Around 20 different state and local governments have so far banned some uses of facial recognition technologies by law enforcement. The Town of Hamden (population around 61,000) in Connecticut is considering joining those jurisdictions by adopting an ordinance that would prohibit all town officials from obtaining, retaining, accessing or using "any facial recognition system or any information obtained from a facial recognition system."
The proposed ordinance prompted the Washington, D.C.-based Information Technology Innovation Foundation (ITIF) think tank to issue a press release opposing the ban and accusing the town council of "virtue signaling" and suggesting that the ordinance "might accidentally ban its local officials from using iPhones." The proposed Hamden ordinance appears to be a somewhat truncated version of the American Civil Liberties Union's (ACLU) Northern California model facial recognition ban ordinance.
The ITIF has a minor point that Hamden's inartfully crafted proposed ordinance could be interpreted as banning such security features such as the iPhone's facial recognition unlocking technology. However, that specific issue could easily be fixed if the city council members simply looked a bit further north and modeled their prohibition on Boston's facial surveillance technology ban ordinance. That ordinance explicitly makes exceptions for personal authentication technologies such as iPhone facial recognition.
Of course, the ITIF is actually against banning the government use of facial recognition technologies. The think tank is correct that facial recognition could be quite useful in helping police to verify people's identities (they are who they say they are) by matching a current scan of their faces with previously taken photos or identify an unknown person by comparing his or her photo with a database of known faces.
The ITIF is also correct that the accuracy of many facial recognition systems has greatly improved. That is all very well, but that's not the major concern of ban proponents.
The real worry behind the bans is the amassing of vast databases of face prints that could enable pervasive real time video tracking of citizens as they visit their doctors, attend religious services, engage in private sexual activity, and participate in political meetings, gatherings, and protests. The proposed ordinance explicitly finds "that facial recognition poses unique and significant civil rights and civil liberties threats to the residents and visitors of the Town of Hamden" and that "the public use of facial recognition can chill the exercise of constitutionality protected free speech."

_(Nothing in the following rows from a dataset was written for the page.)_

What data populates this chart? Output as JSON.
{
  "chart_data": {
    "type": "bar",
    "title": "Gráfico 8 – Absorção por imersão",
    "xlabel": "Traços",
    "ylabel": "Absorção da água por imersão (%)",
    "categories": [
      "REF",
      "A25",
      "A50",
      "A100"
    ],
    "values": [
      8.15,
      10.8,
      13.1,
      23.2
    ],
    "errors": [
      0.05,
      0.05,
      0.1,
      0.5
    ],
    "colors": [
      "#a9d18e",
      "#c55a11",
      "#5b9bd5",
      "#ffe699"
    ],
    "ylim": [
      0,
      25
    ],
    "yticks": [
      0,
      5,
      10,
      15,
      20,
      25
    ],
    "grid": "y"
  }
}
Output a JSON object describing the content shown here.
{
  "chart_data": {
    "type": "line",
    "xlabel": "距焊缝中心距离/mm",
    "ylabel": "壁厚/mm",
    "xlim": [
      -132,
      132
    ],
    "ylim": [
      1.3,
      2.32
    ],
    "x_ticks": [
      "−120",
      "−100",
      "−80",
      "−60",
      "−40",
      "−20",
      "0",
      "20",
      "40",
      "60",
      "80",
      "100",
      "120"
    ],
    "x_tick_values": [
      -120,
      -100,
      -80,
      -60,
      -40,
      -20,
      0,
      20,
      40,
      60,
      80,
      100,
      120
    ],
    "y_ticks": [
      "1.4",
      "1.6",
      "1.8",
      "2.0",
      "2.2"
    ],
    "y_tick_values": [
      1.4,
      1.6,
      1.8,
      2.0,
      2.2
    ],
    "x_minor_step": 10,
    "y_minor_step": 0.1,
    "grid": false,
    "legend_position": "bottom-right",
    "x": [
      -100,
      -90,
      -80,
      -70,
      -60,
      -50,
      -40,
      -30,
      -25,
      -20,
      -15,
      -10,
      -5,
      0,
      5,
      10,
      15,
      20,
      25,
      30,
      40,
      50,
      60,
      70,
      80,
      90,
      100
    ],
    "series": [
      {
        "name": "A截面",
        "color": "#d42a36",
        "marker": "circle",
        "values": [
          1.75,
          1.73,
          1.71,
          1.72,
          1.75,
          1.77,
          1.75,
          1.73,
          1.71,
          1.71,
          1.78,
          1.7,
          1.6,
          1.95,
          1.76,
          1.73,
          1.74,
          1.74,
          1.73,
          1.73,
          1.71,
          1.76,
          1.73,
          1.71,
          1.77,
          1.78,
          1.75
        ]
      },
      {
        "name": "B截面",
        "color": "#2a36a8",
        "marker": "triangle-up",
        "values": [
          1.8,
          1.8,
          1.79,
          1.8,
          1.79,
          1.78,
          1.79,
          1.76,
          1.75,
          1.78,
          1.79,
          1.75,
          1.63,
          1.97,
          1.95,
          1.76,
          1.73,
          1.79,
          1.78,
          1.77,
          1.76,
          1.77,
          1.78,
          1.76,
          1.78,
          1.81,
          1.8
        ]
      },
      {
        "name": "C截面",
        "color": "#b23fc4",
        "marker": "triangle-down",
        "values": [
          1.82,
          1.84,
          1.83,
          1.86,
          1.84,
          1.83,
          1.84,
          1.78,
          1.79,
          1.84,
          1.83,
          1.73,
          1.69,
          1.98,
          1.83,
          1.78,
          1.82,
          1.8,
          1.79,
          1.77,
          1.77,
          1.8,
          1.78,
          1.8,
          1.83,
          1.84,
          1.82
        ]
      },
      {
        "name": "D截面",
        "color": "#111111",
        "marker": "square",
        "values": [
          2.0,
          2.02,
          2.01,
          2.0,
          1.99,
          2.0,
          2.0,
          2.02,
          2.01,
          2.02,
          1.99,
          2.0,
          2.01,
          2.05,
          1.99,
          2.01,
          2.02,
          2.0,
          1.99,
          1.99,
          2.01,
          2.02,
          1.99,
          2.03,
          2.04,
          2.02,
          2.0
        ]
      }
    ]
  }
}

Many privacy advocacy groups concur with these findings. "Face surveillance is profoundly dangerous for many reasons," argues the Electronic Frontier Foundation (EFF) in its letter supporting the Boston ordinance. The letter continues:
First, it invades our privacy, by tracking a unique marker we show everywhere we go and cannot change: our own faces. Surveillance cameras in public spaces are proliferating, operated by myriad government and private entities. These cameras are increasingly networked into unified systems. Face surveillance technologies are growing increasingly powerful. In combination, these technologies can track everyone who lives and works in public. We must not build an infrastructure that empowers government to easily track where everyone is going, what they are doing, and who they are with.
The EFF letter further notes that "once government builds a face surveillance infrastructure, there is the inherent risk that thieves will steal its sensitive data, employees will misuse it, and policy makers will redeploy it in new unforeseen manners. Thus, face surveillance is so dangerous that governments must not use it at all."
State and local officials are not alone in their worries about the massive risks to privacy posed by facial surveillance technologies. In June, a group of congressional Democrats re-introduced the Facial Recognition and Biometric Technology Moratorium Act of 2021. That Act would make it "unlawful for any Federal agency or Federal official, in an official capacity, to acquire, possess, access, or use in the United States—(1) any biometric surveillance system; or (2) information derived from a biometric surveillance system operated by another entity."
Protecting citizens from intrusive government surveillance is a virtue well worth signaling.